El Siglo de Luis XIV
El Siglo de Luis XIV Así se efectuó el paso del Rin, acción brillante y única, celebrada entonces como uno de los grandes acontecimientos que debía conservar la memoria de los hombres. El aire de grandeza con el que el rey realzaba todas sus acciones, el éxito rápido de. sus conquistas, el esplendor de su reinado, la idolatría de sus cortesanos, en fin, la afición que el pueblo, y sobre todo los parisienses, tienen por la exageración, unido a la ignorancia de la guerra en que se vive en la ociosidad de las grandes ciudades; por todo esto, en París el paso del Rin fue considerado como un prodigio, que además se exageraba. La opinión común era que todo el ejército había pasado el río a nado, frente a un ejército atrincherado y a pesar de la artillería de una fortaleza inexpugnable llamada Tholus.[73] Es verdad que nada era más imponente para los enemigos que ese paso, y si hubieran tenido un cuerpo de buenas tropas en la otra orilla la empresa habría sido muy peligrosa.[74]

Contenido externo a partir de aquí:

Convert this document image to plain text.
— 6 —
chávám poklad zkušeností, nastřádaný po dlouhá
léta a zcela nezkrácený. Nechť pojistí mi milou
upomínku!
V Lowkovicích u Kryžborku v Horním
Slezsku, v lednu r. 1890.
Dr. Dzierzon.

En cuanto pasaron el Rin, tomaron Doesbourg, Zutphen, Arnheim, Nosembourg, Nimega, Schenck, Bommel, Crave-coeur, etc. Casi no pasaba hora del día sin que el rey recibiera la noticia de alguna conquista. Un oficial llamado Mazel mandó decir a Turena: “Si queréis enviarme cincuenta caballos, podré tomar con eso dos o tres plazas.”